Partindo daqui (ou talvez chegando) tenho sentido a flacidez e brandura de grande parte da poesia. Tenho buscado então uma poesia mais concreta em sua essência, com peso próprio, sólida, vertical. Acredito que o poema não consiste em variar os temas, e sim é uma questão de tom, atitude interior, configuração simbólica e manejo da linguagem. Tom: uma expressão decidida, naturalmente do fundo, rotunda e até às vezes cortante, ainda que se fale do mais escondido. Atitude interior: viver as próprias visões com consistência radical, sem cálculos nem temores , prolongando a vida interior até suas ultimas conseqüências, até que dentro e fora não se diferenciem, em uma contemplação quase religiosa da dinâmica profunda das formas. Configuração simbólica: potência íntegra da imagem, entendendo por tal não só a de raiz sensível, mas também aquela fundada sobre os giros mais penetrantes e originais do pensamento, evitando rigorosamente o difuso, com confiança plena na vigência de uma estrutura poética própria dos últimos alcances da inteligência, com a convicção de que sentir e pensar não são coisas distintas, com uma fidelidade como base ao desenvolvimento particular de cada núcleo poético e uma vivência ou experiência integral do poema como um organismo unitário. Manejo da linguagem: Concisão, nudez, concentração, renúncia ao decorativo e retórico, com uma espécie de animismo verbal (reconhecimento da vibração, o templo, a conduta e o ânimo de cada palavra) e um plasticismo figurativo, desperto nos sucessivos esboços de algo assim como uma despojada e, talvez inalcançável, parábola do espírito.
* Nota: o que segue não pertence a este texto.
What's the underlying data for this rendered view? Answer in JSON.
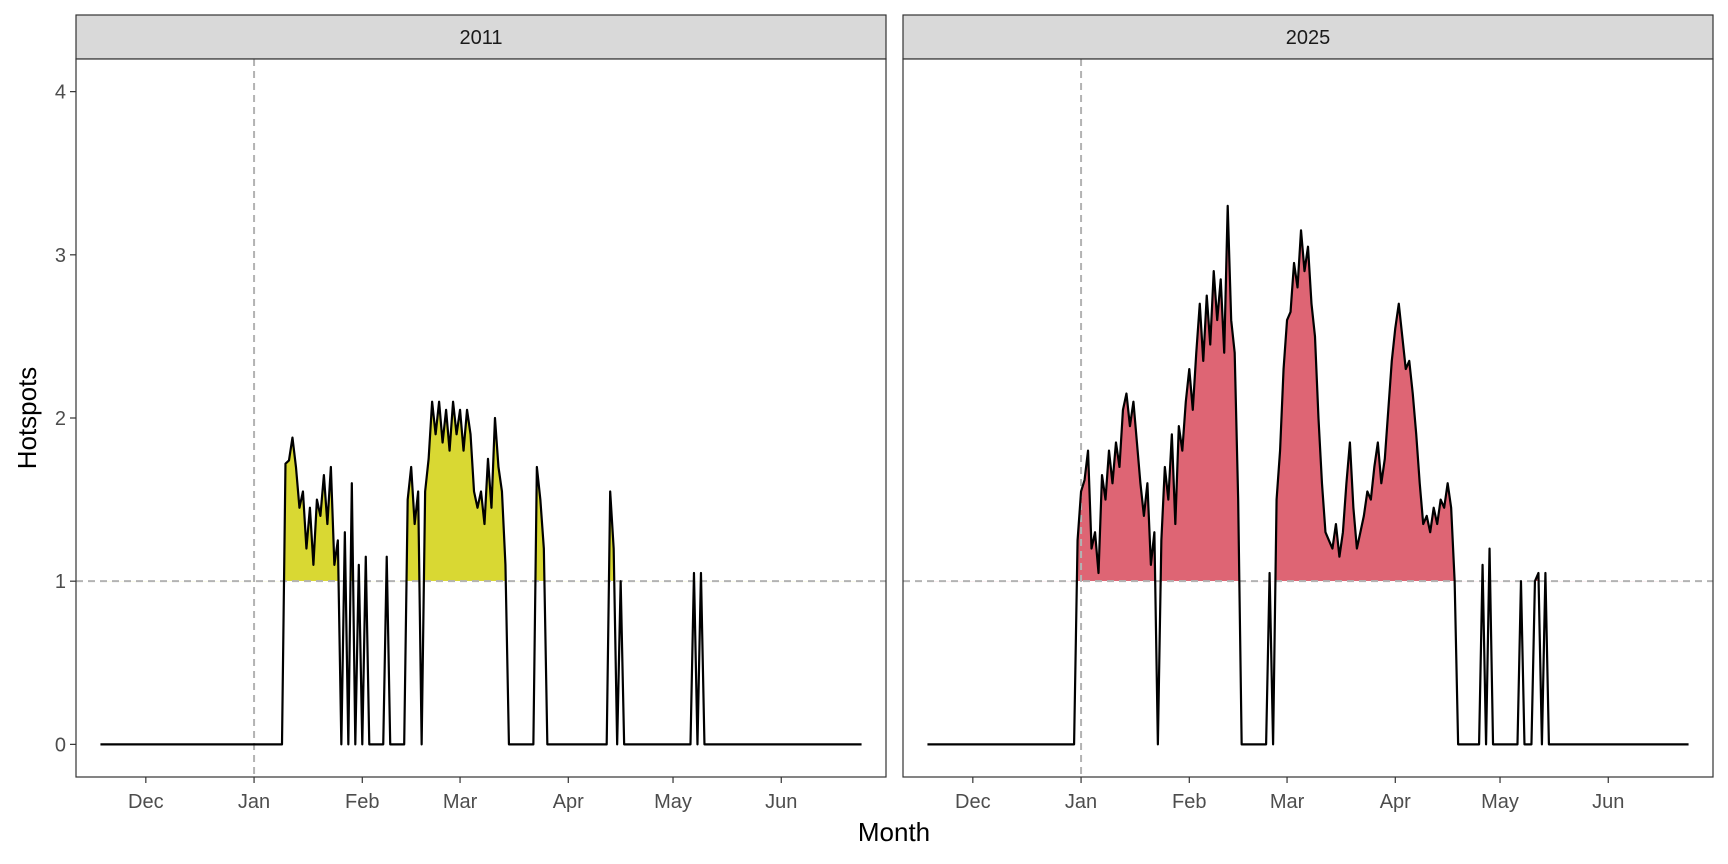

Me apaixona a forte humanidade de uma busca de classe como essa, seu desafio às normas e estereótipos, a densidade do nível onde se gesta a luta pela expressão, a intensidade do mergulho nas zonas mais esquecidas e, sem dúvida, mais vivas do real, a simbiose profunda de todas as projeções simbolizadoras, a paradóxica complementaridade e até uma sincronicidade entre o espontâneo e o reflexivo, o dito e o não dito, a vitória e o fracasso, o esperado e o inesperado, o possível e o impossível, o um e o outro.
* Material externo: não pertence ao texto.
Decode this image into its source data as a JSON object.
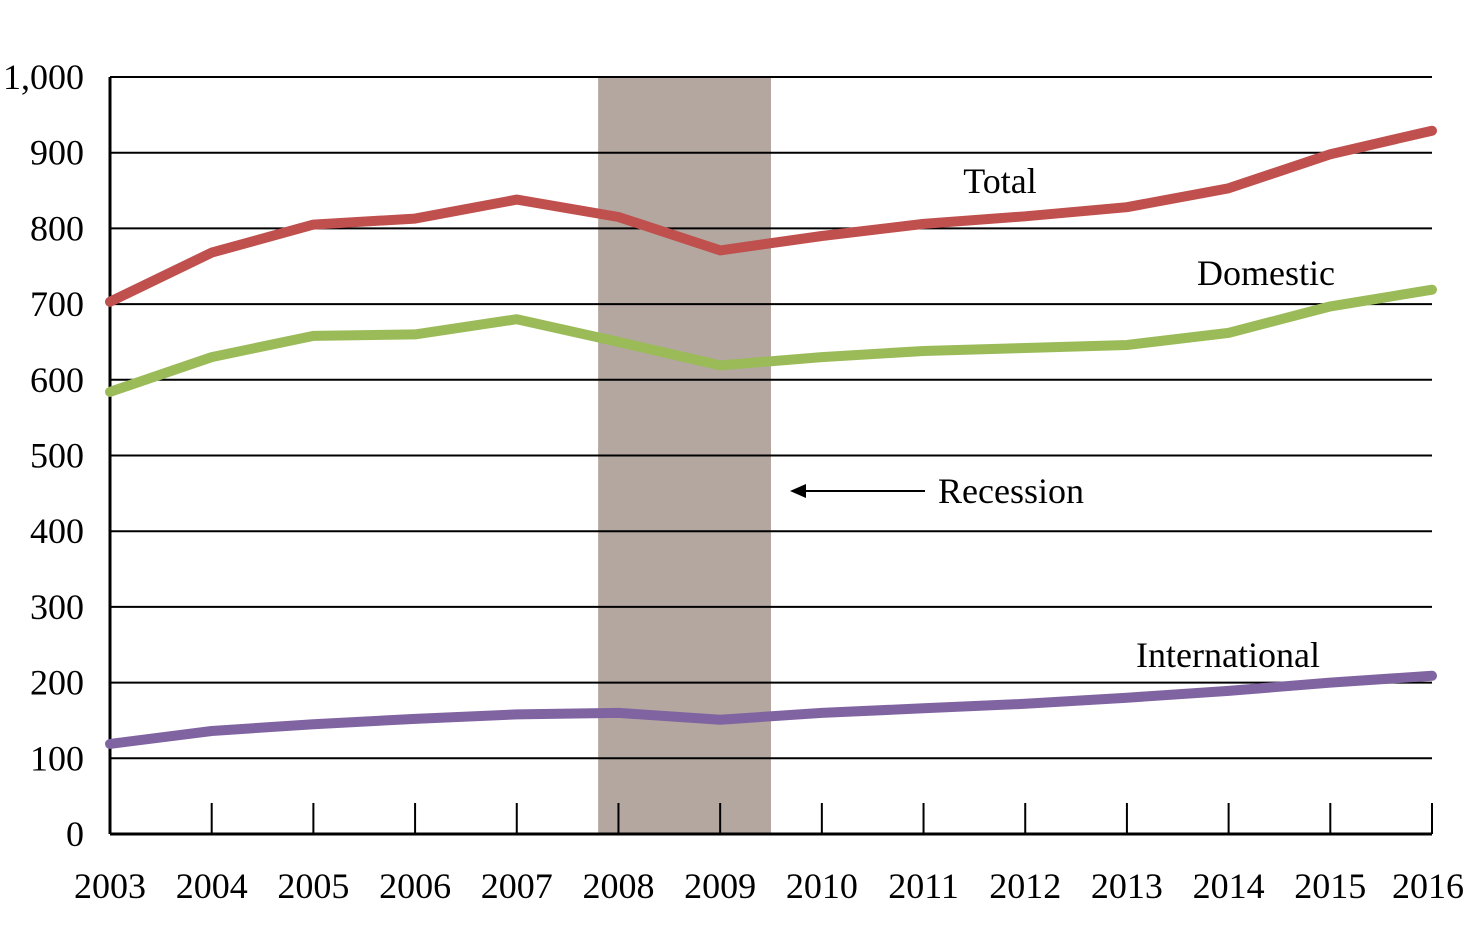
{
  "chart_data": {
    "type": "line",
    "x": [
      "2003",
      "2004",
      "2005",
      "2006",
      "2007",
      "2008",
      "2009",
      "2010",
      "2011",
      "2012",
      "2013",
      "2014",
      "2015",
      "2016"
    ],
    "ylim": [
      0,
      1000
    ],
    "yticks": [
      "0",
      "100",
      "200",
      "300",
      "400",
      "500",
      "600",
      "700",
      "800",
      "900",
      "1,000"
    ],
    "grid": true,
    "series": [
      {
        "name": "Total",
        "color": "#c0504d",
        "values": [
          703,
          768,
          805,
          813,
          838,
          815,
          771,
          790,
          806,
          816,
          828,
          853,
          898,
          929
        ]
      },
      {
        "name": "Domestic",
        "color": "#9bbb59",
        "values": [
          584,
          630,
          658,
          660,
          680,
          650,
          619,
          630,
          638,
          642,
          646,
          662,
          697,
          719
        ]
      },
      {
        "name": "International",
        "color": "#8064a2",
        "values": [
          119,
          136,
          145,
          152,
          158,
          160,
          151,
          160,
          166,
          172,
          180,
          189,
          200,
          209
        ]
      }
    ],
    "recession": {
      "label": "Recession",
      "start": 2007.8,
      "end": 2009.5,
      "color": "#b3a79f"
    }
  }
}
Sou subjugado pelo amor que se funda e substancia nestes espaços vivos e a liberdade radical desse amor, que nos torna distintos entre o expressar-se e comunicar-se, entre solidão e companhia, entre ausência e presença, entre voz e silêncio, entre amar e pensar, entre tudo e algo. A palavra transfigurada de um homem solitário pode transformar-se ali, por debaixo, em um gesto misterioso e absurdamente magnífico da humanidade. A poesia pode então projetar esse gesto e abolir em um ato de amor a distância entre o homem e os objetos, entre o homem e a natureza, entre o homem e o homem, entre o homem e a morte. Mais que um vazio, essas distâncias são o músculo ao que é possível dar vida com o nervo da visão criadora, com a tatuagem inusitada de palavras em função e explosão do ser, para mover assim o mundo. A realidade está onde queremos que ela esteja, onde somos capazes de elaborar uma forma.
No coração de minha poesia está a crença de que o pensamento é mais concreto que todo o resto da matéria do mundo. Por isso, no coração de minha poesia há também um rosto.
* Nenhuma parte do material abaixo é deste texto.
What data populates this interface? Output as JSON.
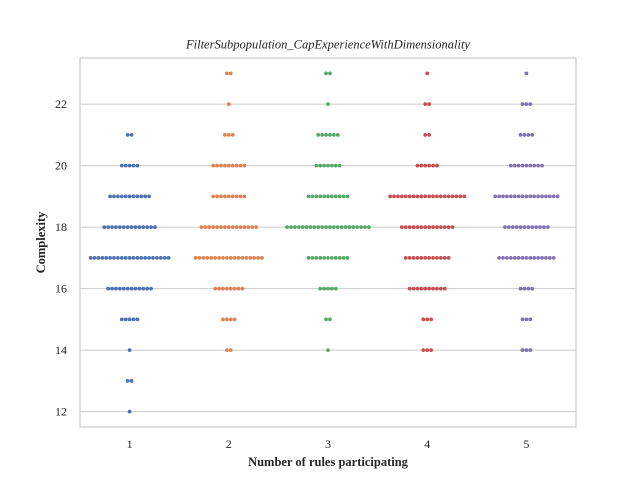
{
  "chart_data": {
    "type": "swarm",
    "title": "FilterSubpopulation_CapExperienceWithDimensionality",
    "xlabel": "Number of rules participating",
    "ylabel": "Complexity",
    "categories": [
      "1",
      "2",
      "3",
      "4",
      "5"
    ],
    "yticks": [
      "12",
      "14",
      "16",
      "18",
      "20",
      "22"
    ],
    "ylim": [
      11.5,
      23.5
    ],
    "grid": "horizontal",
    "series": [
      {
        "category": "1",
        "color": "#4c72b0",
        "counts": {
          "12": 1,
          "13": 2,
          "14": 1,
          "15": 5,
          "16": 12,
          "17": 21,
          "18": 14,
          "19": 11,
          "20": 5,
          "21": 2
        }
      },
      {
        "category": "2",
        "color": "#dd8452",
        "counts": {
          "14": 2,
          "15": 4,
          "16": 8,
          "17": 18,
          "18": 15,
          "19": 9,
          "20": 9,
          "21": 3,
          "22": 1,
          "23": 2
        }
      },
      {
        "category": "3",
        "color": "#55a868",
        "counts": {
          "14": 1,
          "15": 2,
          "16": 5,
          "17": 11,
          "18": 22,
          "19": 11,
          "20": 7,
          "21": 6,
          "22": 1,
          "23": 2
        }
      },
      {
        "category": "4",
        "color": "#c44e52",
        "counts": {
          "14": 3,
          "15": 3,
          "16": 10,
          "17": 12,
          "18": 14,
          "19": 20,
          "20": 6,
          "21": 2,
          "22": 2,
          "23": 1
        }
      },
      {
        "category": "5",
        "color": "#8172b3",
        "counts": {
          "14": 3,
          "15": 3,
          "16": 4,
          "17": 15,
          "18": 12,
          "19": 17,
          "20": 9,
          "21": 4,
          "22": 3,
          "23": 1
        }
      }
    ]
  }
}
Toda vida é apenas um âmago, o anúncio ou começo de um gesto. A poesia é também um âmago, mas seu gesto permanece, como se fosse algo a mais. O homem e sua linguagem empurrando implacavelmente seus limites, desvestidos de tudo quanto não seja limite, desvestindo-se daquilo que agora o é. A afirmação suprema é também o mais perto da negação suprema. A grandeza concreta da poesia, como a da vida, consiste em não estar acabada. Um salto sempre mais além, o salto que nos torna possíveis.
A partir de dentro, toda obra é um fracasso. Mas acredito ter buscado algo diferente. E essa busca, a partir de dentro ou de fora, não é um fracasso.